I'm excited to be talking about Application Architectures for the Cloud at ApacheCon EU at Easter.

This is not going to be a talk on Hadoop and MapReduce.

It's going be a sketching out of the architecture for big applications that you want to deploy on a datacentre, one probably hosted by a third party. In this world, machines come and go on demand and your app needs to be designed not just to cope with it, but to take advantage of it. It also needs to take advantage of the fact that the distributed filestore and MR engine close the loop in terms of feedback: start by assuming there is a big DFS there instead of a database.

Lots of the Java ecosystem needs to evolve in this world. All the logging tools now need to think about pushing facts out to the DFS, to have post-mortem analysis tools running over it and looking for recurrent errors across 500+ nodes. Same for the xUnit test runners: no more one-XML-file-per-test case, now you have 500 servers running the same test suite, and the most interesting problems are those that fail on 15% of the supposedly homogenous servers.
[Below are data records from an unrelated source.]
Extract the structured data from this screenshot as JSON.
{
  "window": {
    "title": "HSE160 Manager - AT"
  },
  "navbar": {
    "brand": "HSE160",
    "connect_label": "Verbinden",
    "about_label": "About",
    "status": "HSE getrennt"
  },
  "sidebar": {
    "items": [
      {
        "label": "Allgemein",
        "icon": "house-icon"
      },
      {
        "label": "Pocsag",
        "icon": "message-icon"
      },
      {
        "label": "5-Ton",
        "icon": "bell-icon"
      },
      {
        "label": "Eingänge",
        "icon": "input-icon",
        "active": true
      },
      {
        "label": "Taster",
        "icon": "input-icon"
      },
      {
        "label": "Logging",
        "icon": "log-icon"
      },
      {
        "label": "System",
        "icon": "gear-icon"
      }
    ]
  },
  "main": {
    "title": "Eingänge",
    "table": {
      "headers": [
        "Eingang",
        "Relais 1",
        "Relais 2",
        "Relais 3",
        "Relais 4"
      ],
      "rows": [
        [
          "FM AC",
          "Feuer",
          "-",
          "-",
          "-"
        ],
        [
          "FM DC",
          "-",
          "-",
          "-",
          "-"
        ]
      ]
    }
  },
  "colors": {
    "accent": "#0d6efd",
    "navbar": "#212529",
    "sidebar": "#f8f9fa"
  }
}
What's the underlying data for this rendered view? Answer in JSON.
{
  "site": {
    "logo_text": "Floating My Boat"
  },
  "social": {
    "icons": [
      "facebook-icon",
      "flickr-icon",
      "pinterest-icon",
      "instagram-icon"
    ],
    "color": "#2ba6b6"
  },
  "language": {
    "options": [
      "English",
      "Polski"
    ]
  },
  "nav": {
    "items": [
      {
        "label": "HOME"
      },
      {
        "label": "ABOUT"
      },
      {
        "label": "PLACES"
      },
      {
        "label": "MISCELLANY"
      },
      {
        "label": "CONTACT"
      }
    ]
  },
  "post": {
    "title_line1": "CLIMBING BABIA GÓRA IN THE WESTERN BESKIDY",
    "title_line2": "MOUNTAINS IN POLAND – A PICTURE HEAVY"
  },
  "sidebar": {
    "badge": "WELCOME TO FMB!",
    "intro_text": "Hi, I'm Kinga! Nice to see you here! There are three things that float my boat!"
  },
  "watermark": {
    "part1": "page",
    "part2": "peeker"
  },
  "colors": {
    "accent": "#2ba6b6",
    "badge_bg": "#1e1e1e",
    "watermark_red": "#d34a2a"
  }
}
That's frequent enough to matter, but not the 100% failure rate that is easy to debug.

There are lots of other bits in this story, and a new edition to my slideware will be Project Voldemort, assuming the J.K.Rowling lawyers haven't had it renamed by then. More details on High-Scalability

14Jan
Wed2009
HDFS reliability

Tom White has put up a lovely document on HDFS reliability

I'd back up what he says about configuration. Only change options (replication, block size) if you are prepared to become the first person to test a cluster with those options set. Hadoop really needs something to push a cluster through a set of configurations under semi-random control, to see what happens.

One thing I'd add is my rule about networks: Programs work best in the network environment in which they were written. Sun has a well managed DNS infrastructure with not many laptops, so Java doesn't like changing network addresses or DNS playing up. Lots of Linux is written at home, hence proxy configuration is a nightmare that some apps simply don't support. And Hadoop?

It assumes DNS is working, IPAddresses are stable, and that nobody malicious is in the datacentre. There's probably an implicit assumption that all clocks are moving forward at the same rate -VM-hosted code can break lots of programs that way, though its usually a sign your VM-server farm is overloaded. These assumptions all hold for the well-managed datacentres of Yahoo!, Facebook! and similar. They don't all hold on, say, Amazon EC2, where anyone can run code in the same subnet for a few cents an hour, and so scan all your ports for no bandwidth charges. They don't hold in my house either, which causes problems for me, but for nobody else.

What could Hadoop do here? I think the network assumptions should be documented more, so we know what to set up/expect. I also think we (and it's a we :) could do better diagnostics, to identify whether things are good, and if not, what's wrong.